Metaranews.co, Kabupaten Situbondo – Praktik kendaraan Over Dimension Over Load (ODOL) masih saja merajalela di jalan raya.
Kondisi ini memaksa aparat kepolisian turun tangan untuk mencegah potensi kecelakaan lalu lintas yang mengancam keselamatan pengguna jalan.
Seperti yang dilakukan jajaran Satlantas Polres Situbondo di Jalan Raya Kalianget, Kecamatan Banyuglugur.
Petugas memberikan teguran langsung kepada sopir mobil pikap yang kedapatan membawa muatan berlebih hingga membahayakan.
Penindakan berupa teguran tersebut dilakukan oleh anggota piket Pos Lantas Banyuglugur pada Selasa (14/4/2026) sekitar pukul 16.20 WIB.
Kendaraan angkutan barang bernomor polisi N-9424-TH itu dihentikan karena membawa muatan menjulang tinggi hingga menyebabkan posisi kendaraan miring ke salah satu sisi.
Langkah ini merupakan bagian dari upaya preventif yang terus digencarkan kepolisian melalui edukasi langsung di lapangan.
Tujuannya jelas, menekan angka kecelakaan fatal sekaligus mencegah kerusakan infrastruktur jalan akibat beban berlebih.
Kasat Lantas Polres Situbondo, AKP Nanang Hendra Irawan, membenarkan tindakan anggotanya tersebut. Ia menegaskan, teguran diberikan agar pengemudi benar-benar memahami risiko yang ditimbulkan.
“Melihat kondisi muatan pikap yang sudah overload dan miring, anggota langsung menghentikan laju kendaraan,” jelasnya, Rabu (15/4/2026).

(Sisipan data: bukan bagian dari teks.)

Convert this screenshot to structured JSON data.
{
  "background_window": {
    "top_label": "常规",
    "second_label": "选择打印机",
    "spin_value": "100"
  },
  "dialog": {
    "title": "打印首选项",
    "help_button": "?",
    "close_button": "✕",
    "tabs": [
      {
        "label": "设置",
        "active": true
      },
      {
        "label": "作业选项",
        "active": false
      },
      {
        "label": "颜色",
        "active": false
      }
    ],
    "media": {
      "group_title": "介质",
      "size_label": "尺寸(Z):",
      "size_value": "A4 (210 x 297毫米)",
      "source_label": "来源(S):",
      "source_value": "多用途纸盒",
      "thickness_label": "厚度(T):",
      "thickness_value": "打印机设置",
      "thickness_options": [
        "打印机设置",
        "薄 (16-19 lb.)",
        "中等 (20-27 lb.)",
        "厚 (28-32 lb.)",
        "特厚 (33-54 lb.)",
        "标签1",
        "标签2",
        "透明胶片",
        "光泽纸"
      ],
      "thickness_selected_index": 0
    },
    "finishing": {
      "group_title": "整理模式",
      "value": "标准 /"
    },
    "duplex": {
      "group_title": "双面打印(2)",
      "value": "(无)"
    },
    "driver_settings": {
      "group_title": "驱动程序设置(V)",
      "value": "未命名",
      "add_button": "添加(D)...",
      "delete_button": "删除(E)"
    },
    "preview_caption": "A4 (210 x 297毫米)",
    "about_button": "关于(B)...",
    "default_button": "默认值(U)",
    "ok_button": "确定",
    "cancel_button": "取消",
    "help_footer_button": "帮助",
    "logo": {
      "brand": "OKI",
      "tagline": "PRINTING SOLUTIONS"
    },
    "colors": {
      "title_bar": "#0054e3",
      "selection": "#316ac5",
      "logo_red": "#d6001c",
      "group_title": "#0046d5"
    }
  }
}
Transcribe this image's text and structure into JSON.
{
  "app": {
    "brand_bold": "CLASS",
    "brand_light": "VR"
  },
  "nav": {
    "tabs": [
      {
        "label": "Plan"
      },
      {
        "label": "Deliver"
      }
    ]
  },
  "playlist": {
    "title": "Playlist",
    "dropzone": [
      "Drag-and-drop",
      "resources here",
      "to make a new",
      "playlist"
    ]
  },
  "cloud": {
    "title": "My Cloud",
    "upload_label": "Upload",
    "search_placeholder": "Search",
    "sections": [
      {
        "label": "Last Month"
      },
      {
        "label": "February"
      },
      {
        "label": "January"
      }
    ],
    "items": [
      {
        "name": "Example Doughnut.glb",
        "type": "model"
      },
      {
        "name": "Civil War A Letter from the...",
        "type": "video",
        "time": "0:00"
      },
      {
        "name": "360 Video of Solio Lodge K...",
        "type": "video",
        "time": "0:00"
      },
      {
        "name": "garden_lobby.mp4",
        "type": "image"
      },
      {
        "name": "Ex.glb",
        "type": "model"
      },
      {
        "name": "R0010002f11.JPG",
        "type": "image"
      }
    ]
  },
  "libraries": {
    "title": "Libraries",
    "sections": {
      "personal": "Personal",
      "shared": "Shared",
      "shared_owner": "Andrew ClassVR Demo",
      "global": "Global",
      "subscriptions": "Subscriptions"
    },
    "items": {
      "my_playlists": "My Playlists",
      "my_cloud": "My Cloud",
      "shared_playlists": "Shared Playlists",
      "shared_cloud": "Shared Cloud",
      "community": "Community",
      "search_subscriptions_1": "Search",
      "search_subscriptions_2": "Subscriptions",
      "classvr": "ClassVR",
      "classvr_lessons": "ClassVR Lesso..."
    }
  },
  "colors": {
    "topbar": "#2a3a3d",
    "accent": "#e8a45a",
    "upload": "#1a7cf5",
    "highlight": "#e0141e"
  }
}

“Kami berikan edukasi dan pemahaman langsung kepada pengemudi bahwa kelalaian terkait dimensi muatan ini sangat membahayakan diri sendiri dan pengendara lain,” lanjutnya.
Setelah mendapat pembinaan, sopir diminta merapikan serta menyesuaikan kembali muatan agar sesuai standar keselamatan sebelum diperbolehkan melanjutkan perjalanan.
Nanang juga mengingatkan seluruh pengemudi angkutan barang dan pelaku usaha untuk tidak lagi memaksakan kapasitas kendaraan.
Kepatuhan terhadap aturan muatan menjadi kunci utama dalam menciptakan keamanan, keselamatan, ketertiban, dan kelancaran lalu lintas (kamseltibcar lantas) di wilayah Situbondo.